Di Fiore non fa l’avvocato dell’angelo né si erge a perito di parte nel quantificare i danni. Ricostruisce invece i giorni dell’assedio con una capacità di resa documentaria che ha dell’incredibile e che deve essergli costato non poco tempo trascorso in archivi di giornale dell’epoca e in biblioteche di qua e di là del Golfo. Un bel libro di storia rimossa e distorta dunque, se non fosse che non essendo un narratore Di Fiore dà agli eventi un passo non cronologico ma diacronico, sicché anticipa fatti che poi ritrova quando li raggiunge avanzando verso il D-Day della resa, delinea figure che risultano indistinte, si espone in prima persona prendendo parte alle questioni di politica internazionale.
Ma è potente nella rappresentazione, meglio nella presentazione della scena, fedele nell’interpretazione dei fatti, misurato – forse è meglio dire trattenuto – nella sua manifesta avversione contro i Savoia. È certamente innegabile il torto subito da Francesco II non solo dal conquistatore sardo ma anche dalle potenze europee, la Francia innanzitutto. Ma è anche innegabile che mentre resisteva sotto le bombe rigate di Cialdini, a Napoli i suoi sudditi erano già da settimane in piazza per festeggiare il nuovo re. Solo molti decenni dopo Napoli sarebbe stata la culla del neoborbonismo.
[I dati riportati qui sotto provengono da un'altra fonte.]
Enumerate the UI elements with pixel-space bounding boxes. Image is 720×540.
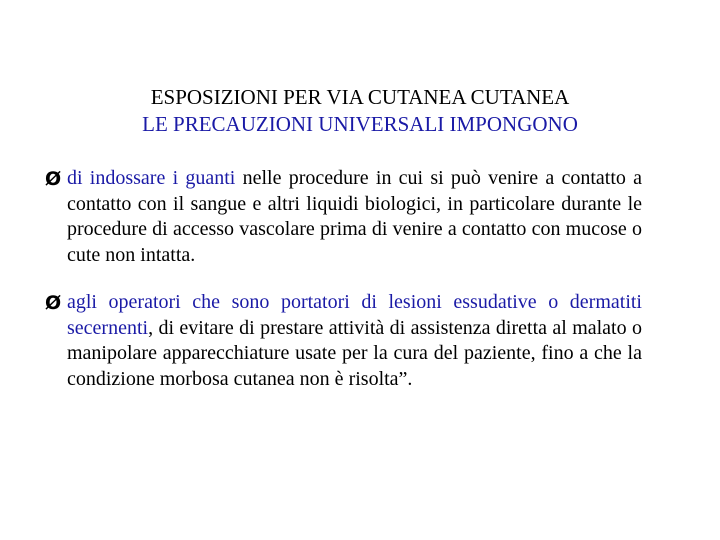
bullet-body: nelle procedure in cui si può venire a contatto a contatto con il sangue e altri liquidi biologici, in particolare durante le procedure di accesso vascolare prima di venire a contatto con mucose o cute non intatta. <box>67 167 643 266</box>
slide-title <box>0 84 720 138</box>
bullet-highlight: di indossare i guanti <box>67 167 236 189</box>
title-line-2: LE PRECAUZIONI UNIVERSALI IMPONGONO <box>142 112 578 136</box>
bullet-body: , di evitare di prestare attività di assistenza diretta al malato o manipolare apparecchiature usate per la cura del paziente, fino a che la condizione morbosa cutanea non è risolta”. <box>67 316 642 390</box>
bullet-text <box>67 290 642 392</box>
bullet-item <box>45 290 642 392</box>
arrow-bullet-icon: Ø <box>45 292 62 314</box>
bullet-text <box>67 166 642 268</box>
bullet-list <box>45 166 642 414</box>
title-line-1: ESPOSIZIONI PER VIA CUTANEA CUTANEA <box>150 85 570 109</box>
bullet-item <box>45 166 642 268</box>
bullet-highlight: agli operatori che sono portatori di lesioni essudative o dermatiti secernenti <box>67 291 642 339</box>
arrow-bullet-icon: Ø <box>45 168 62 190</box>
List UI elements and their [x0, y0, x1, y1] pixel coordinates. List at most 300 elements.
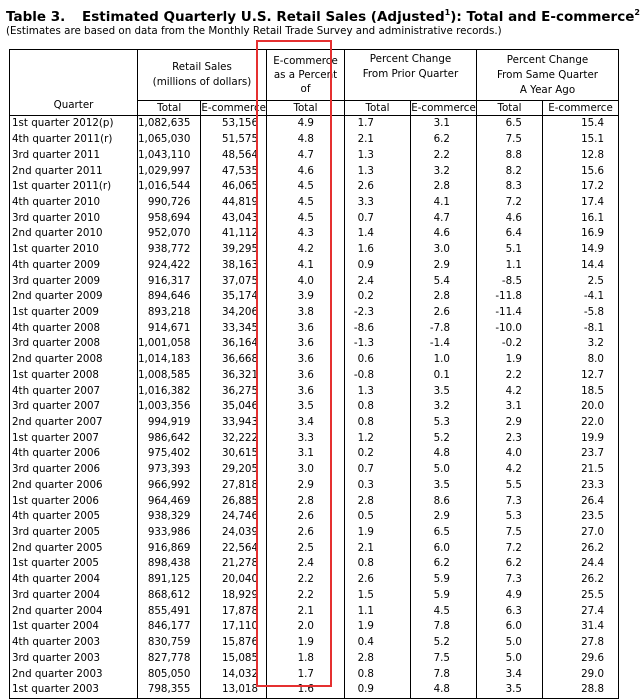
cell-ya-total: 5.1	[477, 242, 543, 258]
cell-pct: 2.2	[267, 588, 345, 604]
cell-pq-ecom: 2.6	[411, 305, 477, 321]
cell-pct: 4.5	[267, 179, 345, 195]
cell-pq-ecom: 5.4	[411, 273, 477, 289]
table-row	[10, 666, 619, 682]
cell-pq-total: -8.6	[345, 320, 411, 336]
cell-ya-total: 5.3	[477, 509, 543, 525]
cell-quarter: 3rd quarter 2008	[10, 336, 138, 352]
cell-pct: 4.3	[267, 226, 345, 242]
header-year-ago-line2: From Same Quarter	[496, 68, 599, 81]
cell-ecom: 51,575	[201, 132, 267, 148]
cell-ecom: 30,615	[201, 446, 267, 462]
cell-ecom: 36,321	[201, 368, 267, 384]
cell-total: 855,491	[138, 603, 201, 619]
cell-total: 1,003,356	[138, 399, 201, 415]
cell-ya-ecom: -8.1	[543, 320, 619, 336]
cell-ecom: 33,345	[201, 320, 267, 336]
cell-pq-ecom: 6.2	[411, 132, 477, 148]
cell-ya-ecom: -5.8	[543, 305, 619, 321]
cell-ecom: 29,205	[201, 462, 267, 478]
cell-ecom: 24,746	[201, 509, 267, 525]
cell-ya-total: -11.4	[477, 305, 543, 321]
cell-pct: 2.2	[267, 572, 345, 588]
cell-ya-ecom: 15.4	[543, 116, 619, 132]
table-row	[10, 242, 619, 258]
cell-pct: 2.5	[267, 540, 345, 556]
cell-pq-ecom: 4.6	[411, 226, 477, 242]
subheader-sales-ecommerce: E-commerce	[201, 102, 266, 114]
cell-ya-total: -10.0	[477, 320, 543, 336]
table-row	[10, 493, 619, 509]
cell-ecom: 24,039	[201, 525, 267, 541]
cell-total: 830,759	[138, 635, 201, 651]
cell-ya-total: 7.5	[477, 132, 543, 148]
cell-ya-ecom: 29.6	[543, 650, 619, 666]
cell-total: 868,612	[138, 588, 201, 604]
cell-ya-ecom: 19.9	[543, 430, 619, 446]
cell-quarter: 1st quarter 2011(r)	[10, 179, 138, 195]
header-retail-sales	[138, 50, 267, 101]
cell-pct: 3.6	[267, 383, 345, 399]
cell-total: 938,329	[138, 509, 201, 525]
cell-pct: 3.5	[267, 399, 345, 415]
cell-pq-ecom: 4.8	[411, 682, 477, 698]
cell-total: 1,043,110	[138, 147, 201, 163]
cell-total: 924,422	[138, 257, 201, 273]
cell-pq-ecom: 2.9	[411, 509, 477, 525]
cell-ya-total: 1.1	[477, 257, 543, 273]
cell-ya-ecom: 18.5	[543, 383, 619, 399]
cell-pq-ecom: 6.0	[411, 540, 477, 556]
cell-ecom: 47,535	[201, 163, 267, 179]
cell-pct: 3.6	[267, 368, 345, 384]
cell-quarter: 1st quarter 2012(p)	[10, 116, 138, 132]
cell-ecom: 34,206	[201, 305, 267, 321]
header-ecommerce-percent-line2: as a Percent	[273, 69, 338, 81]
cell-pct: 2.4	[267, 556, 345, 572]
cell-ecom: 44,819	[201, 195, 267, 211]
table-row	[10, 383, 619, 399]
cell-ecom: 17,878	[201, 603, 267, 619]
cell-pq-ecom: 5.2	[411, 430, 477, 446]
cell-pct: 3.6	[267, 352, 345, 368]
cell-total: 966,992	[138, 478, 201, 494]
cell-pq-ecom: 5.2	[411, 635, 477, 651]
cell-ya-ecom: 2.5	[543, 273, 619, 289]
cell-ya-ecom: 27.0	[543, 525, 619, 541]
cell-total: 1,001,058	[138, 336, 201, 352]
cell-pct: 3.6	[267, 320, 345, 336]
cell-pq-total: 0.2	[345, 446, 411, 462]
cell-ya-total: 7.3	[477, 572, 543, 588]
cell-ya-total: 7.3	[477, 493, 543, 509]
cell-total: 914,671	[138, 320, 201, 336]
cell-ecom: 35,046	[201, 399, 267, 415]
subheader-percent-total: Total	[267, 101, 345, 116]
table-title	[6, 8, 640, 25]
cell-ecom: 26,885	[201, 493, 267, 509]
cell-pct: 4.9	[267, 116, 345, 132]
cell-total: 1,029,997	[138, 163, 201, 179]
cell-ya-ecom: 3.2	[543, 336, 619, 352]
cell-pq-total: 1.3	[345, 383, 411, 399]
cell-pq-total: 1.9	[345, 619, 411, 635]
cell-pq-ecom: 1.0	[411, 352, 477, 368]
cell-ecom: 33,943	[201, 415, 267, 431]
cell-total: 1,016,544	[138, 179, 201, 195]
cell-ya-total: 1.9	[477, 352, 543, 368]
cell-pq-total: 0.8	[345, 666, 411, 682]
cell-pq-total: 1.3	[345, 147, 411, 163]
cell-ecom: 36,275	[201, 383, 267, 399]
cell-quarter: 2nd quarter 2006	[10, 478, 138, 494]
cell-ya-total: 5.5	[477, 478, 543, 494]
cell-ya-ecom: 8.0	[543, 352, 619, 368]
cell-ya-total: 7.2	[477, 540, 543, 556]
header-year-ago-line1: Percent Change	[506, 53, 589, 66]
cell-total: 958,694	[138, 210, 201, 226]
cell-ya-ecom: 22.0	[543, 415, 619, 431]
cell-quarter: 1st quarter 2003	[10, 682, 138, 698]
cell-pq-ecom: 6.5	[411, 525, 477, 541]
cell-pq-ecom: 3.2	[411, 399, 477, 415]
cell-pq-total: 0.6	[345, 352, 411, 368]
header-retail-sales-line1: Retail Sales	[172, 61, 232, 73]
cell-pq-total: 0.3	[345, 478, 411, 494]
table-row	[10, 635, 619, 651]
cell-ecom: 18,929	[201, 588, 267, 604]
header-prior-quarter-line1: Percent Change	[369, 53, 452, 65]
cell-ecom: 22,564	[201, 540, 267, 556]
table-row	[10, 273, 619, 289]
table-row	[10, 588, 619, 604]
cell-pq-ecom: 6.2	[411, 556, 477, 572]
subheader-sales-total: Total	[138, 101, 201, 116]
cell-pq-total: 1.7	[345, 116, 411, 132]
cell-quarter: 4th quarter 2010	[10, 195, 138, 211]
cell-pct: 2.8	[267, 493, 345, 509]
cell-ya-ecom: 26.2	[543, 572, 619, 588]
cell-pq-ecom: -1.4	[411, 336, 477, 352]
cell-pq-total: 1.2	[345, 430, 411, 446]
cell-total: 994,919	[138, 415, 201, 431]
cell-ya-total: 7.5	[477, 525, 543, 541]
cell-pq-total: 0.7	[345, 462, 411, 478]
cell-ecom: 39,295	[201, 242, 267, 258]
cell-ya-ecom: 31.4	[543, 619, 619, 635]
cell-ecom: 43,043	[201, 210, 267, 226]
cell-pq-total: 1.3	[345, 163, 411, 179]
header-prior-quarter-line2: From Prior Quarter	[362, 68, 459, 80]
cell-ya-total: 6.4	[477, 226, 543, 242]
cell-pct: 1.9	[267, 635, 345, 651]
cell-quarter: 1st quarter 2004	[10, 619, 138, 635]
title-text-2: ): Total and E-commerce	[450, 9, 635, 25]
cell-pq-ecom: 2.8	[411, 289, 477, 305]
cell-pq-ecom: 3.5	[411, 383, 477, 399]
cell-pct: 4.2	[267, 242, 345, 258]
cell-quarter: 2nd quarter 2003	[10, 666, 138, 682]
cell-ya-ecom: 23.5	[543, 509, 619, 525]
table-row	[10, 116, 619, 132]
cell-pct: 2.1	[267, 603, 345, 619]
header-retail-sales-line2: (millions of dollars)	[152, 76, 252, 88]
table-row	[10, 603, 619, 619]
cell-ya-total: 3.5	[477, 682, 543, 698]
cell-quarter: 3rd quarter 2011	[10, 147, 138, 163]
table-row	[10, 509, 619, 525]
table-row	[10, 368, 619, 384]
cell-pq-ecom: 5.3	[411, 415, 477, 431]
cell-ecom: 32,222	[201, 430, 267, 446]
cell-total: 938,772	[138, 242, 201, 258]
cell-ya-total: 2.9	[477, 415, 543, 431]
cell-pct: 4.7	[267, 147, 345, 163]
cell-total: 990,726	[138, 195, 201, 211]
cell-ya-ecom: 17.4	[543, 195, 619, 211]
cell-pct: 3.1	[267, 446, 345, 462]
cell-ecom: 15,085	[201, 650, 267, 666]
cell-ecom: 15,876	[201, 635, 267, 651]
cell-total: 798,355	[138, 682, 201, 698]
cell-pq-total: 2.8	[345, 650, 411, 666]
cell-quarter: 3rd quarter 2004	[10, 588, 138, 604]
cell-pq-ecom: 4.5	[411, 603, 477, 619]
cell-total: 916,317	[138, 273, 201, 289]
cell-ecom: 35,174	[201, 289, 267, 305]
header-year-ago	[477, 50, 619, 101]
header-ecommerce-percent-line3: of	[300, 83, 311, 95]
table-row	[10, 257, 619, 273]
footnote-2-marker[interactable]: 2	[634, 8, 640, 17]
cell-ya-ecom: 16.9	[543, 226, 619, 242]
cell-ya-total: 4.2	[477, 462, 543, 478]
cell-ecom: 48,564	[201, 147, 267, 163]
table-row	[10, 147, 619, 163]
cell-ya-total: 3.1	[477, 399, 543, 415]
cell-total: 846,177	[138, 619, 201, 635]
cell-pq-total: 2.6	[345, 572, 411, 588]
cell-pq-total: 1.4	[345, 226, 411, 242]
cell-pq-total: -2.3	[345, 305, 411, 321]
cell-ecom: 20,040	[201, 572, 267, 588]
cell-pq-total: 2.8	[345, 493, 411, 509]
table-row	[10, 399, 619, 415]
cell-ya-total: 6.5	[477, 116, 543, 132]
cell-total: 973,393	[138, 462, 201, 478]
cell-total: 952,070	[138, 226, 201, 242]
cell-total: 898,438	[138, 556, 201, 572]
cell-pct: 1.7	[267, 666, 345, 682]
cell-pq-ecom: 4.8	[411, 446, 477, 462]
cell-total: 933,986	[138, 525, 201, 541]
table-row	[10, 430, 619, 446]
cell-ya-total: 2.3	[477, 430, 543, 446]
cell-ya-ecom: -4.1	[543, 289, 619, 305]
cell-total: 1,014,183	[138, 352, 201, 368]
cell-pq-ecom: 0.1	[411, 368, 477, 384]
cell-ya-total: 6.2	[477, 556, 543, 572]
cell-pct: 2.6	[267, 525, 345, 541]
cell-quarter: 4th quarter 2007	[10, 383, 138, 399]
cell-quarter: 1st quarter 2010	[10, 242, 138, 258]
cell-pq-total: 0.8	[345, 415, 411, 431]
cell-total: 827,778	[138, 650, 201, 666]
cell-pq-ecom: 5.9	[411, 572, 477, 588]
cell-quarter: 1st quarter 2006	[10, 493, 138, 509]
cell-pct: 3.9	[267, 289, 345, 305]
cell-ecom: 53,156	[201, 116, 267, 132]
cell-pct: 3.3	[267, 430, 345, 446]
cell-ya-ecom: 14.9	[543, 242, 619, 258]
table-row	[10, 462, 619, 478]
cell-pq-ecom: 3.5	[411, 478, 477, 494]
cell-pq-ecom: 2.8	[411, 179, 477, 195]
cell-quarter: 1st quarter 2007	[10, 430, 138, 446]
cell-pq-total: 0.8	[345, 399, 411, 415]
subheader-prior-total: Total	[345, 101, 411, 116]
cell-pq-ecom: 5.0	[411, 462, 477, 478]
cell-pct: 2.0	[267, 619, 345, 635]
cell-ya-total: 5.0	[477, 650, 543, 666]
header-ecommerce-percent	[267, 50, 345, 101]
table-row	[10, 415, 619, 431]
cell-ya-total: 4.6	[477, 210, 543, 226]
header-quarter-label: Quarter	[53, 99, 94, 111]
cell-pq-ecom: 3.0	[411, 242, 477, 258]
cell-ya-total: 7.2	[477, 195, 543, 211]
cell-quarter: 3rd quarter 2009	[10, 273, 138, 289]
cell-quarter: 4th quarter 2003	[10, 635, 138, 651]
cell-pct: 3.8	[267, 305, 345, 321]
cell-total: 986,642	[138, 430, 201, 446]
table-row	[10, 572, 619, 588]
cell-ya-total: 5.0	[477, 635, 543, 651]
cell-ya-total: 4.0	[477, 446, 543, 462]
cell-quarter: 1st quarter 2008	[10, 368, 138, 384]
cell-pct: 3.4	[267, 415, 345, 431]
subheader-yearago-ecommerce: E-commerce	[543, 101, 619, 116]
table-row	[10, 132, 619, 148]
cell-ya-ecom: 29.0	[543, 666, 619, 682]
cell-ya-ecom: 27.4	[543, 603, 619, 619]
cell-pq-total: 1.6	[345, 242, 411, 258]
cell-quarter: 4th quarter 2006	[10, 446, 138, 462]
cell-pct: 1.8	[267, 650, 345, 666]
cell-pq-total: 0.7	[345, 210, 411, 226]
cell-total: 1,016,382	[138, 383, 201, 399]
cell-total: 893,218	[138, 305, 201, 321]
cell-quarter: 1st quarter 2005	[10, 556, 138, 572]
cell-quarter: 2nd quarter 2007	[10, 415, 138, 431]
cell-ya-ecom: 24.4	[543, 556, 619, 572]
cell-quarter: 3rd quarter 2003	[10, 650, 138, 666]
cell-quarter: 4th quarter 2011(r)	[10, 132, 138, 148]
cell-pq-total: 2.6	[345, 179, 411, 195]
cell-ya-ecom: 20.0	[543, 399, 619, 415]
cell-pq-total: 3.3	[345, 195, 411, 211]
cell-pq-ecom: -7.8	[411, 320, 477, 336]
cell-ecom: 17,110	[201, 619, 267, 635]
cell-pct: 4.5	[267, 195, 345, 211]
table-row	[10, 226, 619, 242]
cell-pct: 4.0	[267, 273, 345, 289]
cell-pct: 4.5	[267, 210, 345, 226]
table-body	[10, 116, 619, 699]
table-subtitle: (Estimates are based on data from the Monthly Retail Trade Survey and administrative records.)	[6, 25, 502, 37]
table-row	[10, 525, 619, 541]
header-year-ago-line3: A Year Ago	[519, 83, 576, 96]
cell-pct: 2.6	[267, 509, 345, 525]
cell-pq-ecom: 3.2	[411, 163, 477, 179]
table-row	[10, 540, 619, 556]
cell-pq-ecom: 7.8	[411, 619, 477, 635]
cell-pq-ecom: 7.8	[411, 666, 477, 682]
cell-quarter: 3rd quarter 2006	[10, 462, 138, 478]
cell-ya-ecom: 15.1	[543, 132, 619, 148]
cell-quarter: 4th quarter 2005	[10, 509, 138, 525]
cell-quarter: 2nd quarter 2005	[10, 540, 138, 556]
table-row	[10, 210, 619, 226]
table-row	[10, 556, 619, 572]
title-text: Estimated Quarterly U.S. Retail Sales (Adjusted	[82, 9, 445, 25]
cell-ya-ecom: 23.7	[543, 446, 619, 462]
cell-pq-total: 0.9	[345, 682, 411, 698]
header-ecommerce-percent-line1: E-commerce	[273, 55, 338, 67]
cell-pq-total: 1.1	[345, 603, 411, 619]
cell-quarter: 4th quarter 2009	[10, 257, 138, 273]
cell-pq-total: 1.9	[345, 525, 411, 541]
cell-ya-ecom: 12.7	[543, 368, 619, 384]
cell-ecom: 37,075	[201, 273, 267, 289]
table-row	[10, 305, 619, 321]
cell-ya-ecom: 15.6	[543, 163, 619, 179]
cell-ecom: 36,668	[201, 352, 267, 368]
cell-pq-total: 0.9	[345, 257, 411, 273]
table-row	[10, 336, 619, 352]
cell-ecom: 13,018	[201, 682, 267, 698]
cell-ecom: 46,065	[201, 179, 267, 195]
cell-ya-total: 8.2	[477, 163, 543, 179]
cell-ya-ecom: 21.5	[543, 462, 619, 478]
cell-quarter: 4th quarter 2004	[10, 572, 138, 588]
header-quarter	[10, 50, 138, 116]
cell-total: 805,050	[138, 666, 201, 682]
cell-pct: 4.6	[267, 163, 345, 179]
cell-ya-ecom: 28.8	[543, 682, 619, 698]
cell-total: 964,469	[138, 493, 201, 509]
cell-pct: 4.8	[267, 132, 345, 148]
table-row	[10, 289, 619, 305]
table-row	[10, 478, 619, 494]
cell-pq-total: 0.8	[345, 556, 411, 572]
cell-quarter: 3rd quarter 2005	[10, 525, 138, 541]
cell-pq-total: 1.5	[345, 588, 411, 604]
cell-ya-ecom: 26.2	[543, 540, 619, 556]
subheader-yearago-total: Total	[477, 101, 543, 116]
cell-pq-total: -0.8	[345, 368, 411, 384]
cell-ya-total: 2.2	[477, 368, 543, 384]
cell-total: 894,646	[138, 289, 201, 305]
cell-quarter: 2nd quarter 2004	[10, 603, 138, 619]
cell-total: 1,065,030	[138, 132, 201, 148]
cell-ya-total: -8.5	[477, 273, 543, 289]
table-row	[10, 650, 619, 666]
cell-quarter: 3rd quarter 2010	[10, 210, 138, 226]
footnote-1-marker[interactable]: 1	[444, 8, 451, 17]
cell-ecom: 41,112	[201, 226, 267, 242]
cell-ya-ecom: 27.8	[543, 635, 619, 651]
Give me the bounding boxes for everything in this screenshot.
Gaeta è secondo lei uno dei motivi oggi alla base del sentimento neoborbonico?
L'assedio di Gaeta è la vicenda simbolo della fine del regno autonomo delle Due Sicilie con la conseguente annessione del Sud al resto dell'Italia. Per questo, nel sentimento che io, più che neoborbonico, chiamerei di «una nuova coscienza della storia meridionale», rappresenta l’avvio di una serie di scelte unitarie, economiche e politiche, prese a danno del Mezzogiorno.
Lei non taccia mai di tradimento gli ufficiali, come il maggiore Giacomo Guarinelli, che passarono con i Savoia e combatterono contro i Borbone. Come dunque li considera?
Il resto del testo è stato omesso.